Daily updates will continue to be replaced with summaries during the Covid-19 lockdown, which has meant that fewer records were received than usual. The bird hide remains closed and the viewing area outside no longer accessible. All of the reported sightings below were made following Government regulations and guidance. Stay safe and hope to see you all soon. 

The month was both colder (5.6C) and wetter (120mm) than average but this was was very much a month of two halves with a minimum temperature of -4C on New Years Day with the maximum of 15.1C on the 28th. Over 25% of the months rainfall was on the 20th (31.4mm).

The year started well with the 13th record of Marsh Tit at the First Pond (no doubt the bird from Shutterton Lane), a Jack Snipe and a very rare midwinter Blackcap amongst at least 82 species recorded on the 1st and nine White-fronted Geese, two Purple Sandpiper and a Woodcock recorded on the 2nd. The 3rd saw Goldeneye and Kingfisher added to the year list but January was otherwise quiet with the annual tally rising to just 99 species by the months end.

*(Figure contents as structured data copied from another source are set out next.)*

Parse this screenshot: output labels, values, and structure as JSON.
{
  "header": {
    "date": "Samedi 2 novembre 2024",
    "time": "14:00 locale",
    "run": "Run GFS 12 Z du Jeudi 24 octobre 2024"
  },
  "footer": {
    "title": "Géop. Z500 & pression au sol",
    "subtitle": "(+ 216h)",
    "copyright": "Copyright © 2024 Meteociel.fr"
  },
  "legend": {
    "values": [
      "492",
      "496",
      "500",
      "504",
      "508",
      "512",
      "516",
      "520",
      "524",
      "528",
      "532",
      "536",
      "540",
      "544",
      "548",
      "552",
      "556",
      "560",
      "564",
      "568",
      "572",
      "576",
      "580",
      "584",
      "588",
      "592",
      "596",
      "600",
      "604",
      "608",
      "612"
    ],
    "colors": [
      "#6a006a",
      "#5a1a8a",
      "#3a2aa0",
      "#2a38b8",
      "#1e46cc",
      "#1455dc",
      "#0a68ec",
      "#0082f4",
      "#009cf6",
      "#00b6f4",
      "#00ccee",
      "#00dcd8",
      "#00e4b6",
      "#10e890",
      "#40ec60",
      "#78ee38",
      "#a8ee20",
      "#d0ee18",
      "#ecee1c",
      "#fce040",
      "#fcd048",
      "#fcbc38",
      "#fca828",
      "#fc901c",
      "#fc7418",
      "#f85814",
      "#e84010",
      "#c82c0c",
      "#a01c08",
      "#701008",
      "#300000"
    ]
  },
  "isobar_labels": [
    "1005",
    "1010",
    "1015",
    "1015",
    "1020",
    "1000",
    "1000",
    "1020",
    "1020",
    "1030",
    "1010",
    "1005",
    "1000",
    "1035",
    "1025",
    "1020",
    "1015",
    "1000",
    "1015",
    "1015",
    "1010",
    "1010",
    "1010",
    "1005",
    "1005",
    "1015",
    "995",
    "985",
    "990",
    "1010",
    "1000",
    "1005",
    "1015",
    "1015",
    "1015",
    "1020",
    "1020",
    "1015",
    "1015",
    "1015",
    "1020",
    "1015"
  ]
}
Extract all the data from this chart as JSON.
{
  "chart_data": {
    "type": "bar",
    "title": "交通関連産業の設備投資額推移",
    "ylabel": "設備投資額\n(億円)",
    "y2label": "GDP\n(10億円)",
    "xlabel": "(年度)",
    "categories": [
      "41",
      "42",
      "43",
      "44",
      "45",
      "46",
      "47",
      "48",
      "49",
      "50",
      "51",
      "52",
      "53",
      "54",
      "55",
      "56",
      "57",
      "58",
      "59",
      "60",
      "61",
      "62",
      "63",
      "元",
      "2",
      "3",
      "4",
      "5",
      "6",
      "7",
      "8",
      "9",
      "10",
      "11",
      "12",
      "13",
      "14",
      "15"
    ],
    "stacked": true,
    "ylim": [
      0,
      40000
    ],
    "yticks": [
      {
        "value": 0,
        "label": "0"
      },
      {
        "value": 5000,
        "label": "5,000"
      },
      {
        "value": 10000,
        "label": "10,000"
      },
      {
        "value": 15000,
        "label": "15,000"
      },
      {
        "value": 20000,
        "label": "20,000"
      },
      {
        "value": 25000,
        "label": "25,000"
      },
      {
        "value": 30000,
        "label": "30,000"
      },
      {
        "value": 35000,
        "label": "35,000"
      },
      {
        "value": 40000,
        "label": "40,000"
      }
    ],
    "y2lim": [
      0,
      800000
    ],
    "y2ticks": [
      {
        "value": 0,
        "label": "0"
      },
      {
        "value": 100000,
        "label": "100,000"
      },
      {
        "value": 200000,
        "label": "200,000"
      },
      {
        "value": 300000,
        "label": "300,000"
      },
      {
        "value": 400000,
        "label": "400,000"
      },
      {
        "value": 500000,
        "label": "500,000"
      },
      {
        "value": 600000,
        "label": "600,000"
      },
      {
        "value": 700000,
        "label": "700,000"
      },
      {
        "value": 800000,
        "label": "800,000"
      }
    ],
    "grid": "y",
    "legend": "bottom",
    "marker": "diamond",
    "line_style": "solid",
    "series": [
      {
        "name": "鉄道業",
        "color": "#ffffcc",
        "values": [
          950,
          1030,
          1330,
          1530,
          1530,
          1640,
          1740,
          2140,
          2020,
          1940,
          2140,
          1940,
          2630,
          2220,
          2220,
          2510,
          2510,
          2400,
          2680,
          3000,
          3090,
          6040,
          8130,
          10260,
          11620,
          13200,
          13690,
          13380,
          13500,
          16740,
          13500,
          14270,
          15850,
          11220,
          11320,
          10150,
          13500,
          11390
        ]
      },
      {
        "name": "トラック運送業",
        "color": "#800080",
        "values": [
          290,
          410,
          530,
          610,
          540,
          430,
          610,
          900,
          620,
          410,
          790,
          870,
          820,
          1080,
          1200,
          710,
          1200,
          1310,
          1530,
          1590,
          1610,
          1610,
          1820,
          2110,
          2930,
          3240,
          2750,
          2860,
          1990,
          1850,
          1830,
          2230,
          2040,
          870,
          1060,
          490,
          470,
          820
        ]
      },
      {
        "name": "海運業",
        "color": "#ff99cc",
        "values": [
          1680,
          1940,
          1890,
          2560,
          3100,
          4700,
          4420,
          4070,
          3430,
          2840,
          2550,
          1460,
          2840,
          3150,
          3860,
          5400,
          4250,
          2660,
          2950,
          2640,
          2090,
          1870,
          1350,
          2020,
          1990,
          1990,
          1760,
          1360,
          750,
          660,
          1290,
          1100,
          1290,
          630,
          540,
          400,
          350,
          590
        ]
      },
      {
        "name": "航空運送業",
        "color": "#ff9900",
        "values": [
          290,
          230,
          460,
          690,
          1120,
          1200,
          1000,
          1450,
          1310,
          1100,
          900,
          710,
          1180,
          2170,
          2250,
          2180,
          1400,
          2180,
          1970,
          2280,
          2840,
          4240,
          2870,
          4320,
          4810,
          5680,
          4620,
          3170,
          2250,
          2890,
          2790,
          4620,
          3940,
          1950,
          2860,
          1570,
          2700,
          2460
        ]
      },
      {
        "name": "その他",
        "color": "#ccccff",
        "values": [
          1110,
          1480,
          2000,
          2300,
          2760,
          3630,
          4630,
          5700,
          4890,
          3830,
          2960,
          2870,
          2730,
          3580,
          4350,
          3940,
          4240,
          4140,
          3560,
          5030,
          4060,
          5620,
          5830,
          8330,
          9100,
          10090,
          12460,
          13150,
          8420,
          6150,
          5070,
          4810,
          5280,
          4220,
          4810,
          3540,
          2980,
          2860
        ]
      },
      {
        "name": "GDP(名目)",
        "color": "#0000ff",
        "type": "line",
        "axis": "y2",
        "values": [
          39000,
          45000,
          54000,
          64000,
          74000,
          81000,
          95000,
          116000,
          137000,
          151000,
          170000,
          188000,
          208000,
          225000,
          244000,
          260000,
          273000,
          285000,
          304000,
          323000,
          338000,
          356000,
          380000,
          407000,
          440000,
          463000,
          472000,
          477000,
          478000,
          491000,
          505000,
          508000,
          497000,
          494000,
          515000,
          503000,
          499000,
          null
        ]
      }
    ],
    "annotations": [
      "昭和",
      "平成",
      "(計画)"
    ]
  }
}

Counts from the estuary were generally lower than average throughout the month with peaks of 1800 Dunlin, 710 Oystercatcher, 459 Teal, 326 Dark-bellied Brent Geese, 210 Grey Plover, 206 Knot, 181 Bar-tailed Godwit, 117 Curlew, 110 Common Gull on 29th, 109 Shelduck, 102 Wigeon, 100 Snipe - above average count, 50 Redshank, 33 Ringed Plover, 30 Sanderling, 20 Turnstone, seven Greenshank and the Slavonian Grebe throughout. A peak of just 13 Red-breasted Merganser was barely 10% of the numbers recorded only a few years ago. 

Scarcer species included the first two Mediterranean Gull late month, singles of Golden Plover on 6th & 31st, Black-tailed Godwit on 22nd, Pale-bellied Brent Goose on 24th and Lapwing on 31st.

Offshore a good total of 86 Great-crested Grebe, with 14 Red-throated and three Great Northern Diver, but Common Scoter were largely absent, with two Eider only present on 17th. A pale phase Pomarine Skua on 15th was presumably one of the wintering birds from Torbay.

A couple of Firecrest were recorded on several dates early in the month with two Coal Tit throughout, but the Siberian Chiffchaff was last seen on the 6th. At least 12 Cirl Bunting are wintering almost outnumbering Linnet which peaked at just 14, hopefully numbers will pick up before the breeding season. A pair of Mistle Thrush on the Golf course late month is a positive sign for this early breeder with trilling Little Grebe and drumming Great-spotted Woodpecker showing Spring is just around the corner.